The sale was reported to the county court, was approved, and has stood for a period of nineteen years, unchallenged in any appropriate mode in which relief could be given. Had some of the objections now insisted upon, as to the regularity of the sale, been made to the coutaty court, it may be that court would have set the sale aside and directed a new one to be made. But no considerations of equity require that that should be done now. The decision need not, however, be placed on any statute of limitations, but on the ground that after the lapse of so great a period of time, a court will not set aside a judicial sale for mere irregularities, or even vicious practices at the sale, except where it would be equitable to do so, and then only upon terms to be imposed. Ho case warranting equitable relief is made by the proofs in this cause.

After the evidence was submitted, complainants asked leave to amend their bill so as to offer to refund such portion of the price paid by defendant as may have been used for their support and maintenance, and upon an account being taken of such sum, it might be set off against any rents due from defendant; and further, in case it was found such sale could not be set aside, that complainants should have a personal decree against defendant Francis A. Goodbody for $200 and interest, being the value of the lot he was to convey to Richard as a part of the consideration he was to pay for the land, and which it is conceded he failed to convey; but leave was denied, and that decision is assigned for error.

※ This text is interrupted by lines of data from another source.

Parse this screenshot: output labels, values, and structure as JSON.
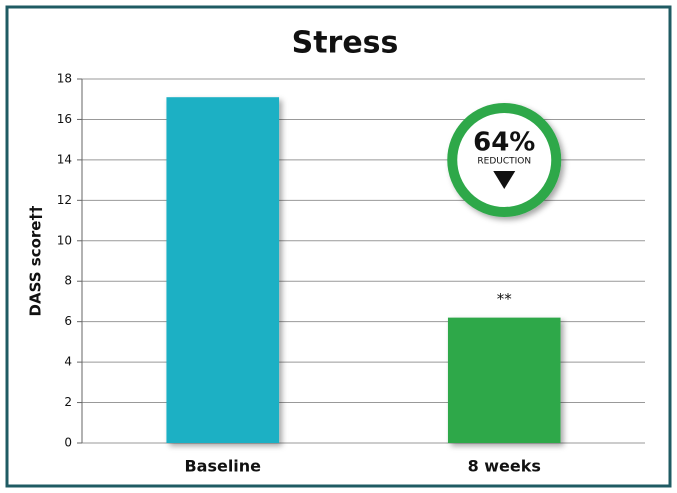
{
  "chart_data": {
    "type": "bar",
    "title": "Stress",
    "y_label": "DASS score††",
    "categories": [
      "Baseline",
      "8 weeks"
    ],
    "values": [
      17.1,
      6.2
    ],
    "colors": [
      "#1fb0c4",
      "#2ea84a"
    ],
    "ylim": [
      0,
      18
    ],
    "yticks": [
      0,
      2,
      4,
      6,
      8,
      10,
      12,
      14,
      16,
      18
    ],
    "grid": true,
    "bar_annotations": [
      "",
      "**"
    ],
    "badge": {
      "value_text": "64%",
      "label": "REDUCTION",
      "color": "#2ea84a"
    }
  }
}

As respects the latter amendment suggested, it may be said it was-new matter, and a new ground of relief not insisted upon in the original bill. Leave was not asked to make this amendment until on the hearing of the cause, which was in October, 1879. More than twenty-six years had then elapsed since the sum claimed became due, and the court might rightfully deny leave to make such amendment. Had the other proposed amendment been allowed, it would have involved a rehearing of the whole case upon a new answer and further testimony. That, under the circumstances, the court in its discretion might well refuse to permit, and in that we see no abuse of that discretion with which courts are clothed in such matters.

The decree will be affirmed.

Decree affirmed.

In that part of this opinion which places stress on the lapse of time as an element to be considered as affecting the propriety of setting the sale aside, only Craig and Scholfield, JJ., concur with the writer. Mulkey, J., did not hear the case.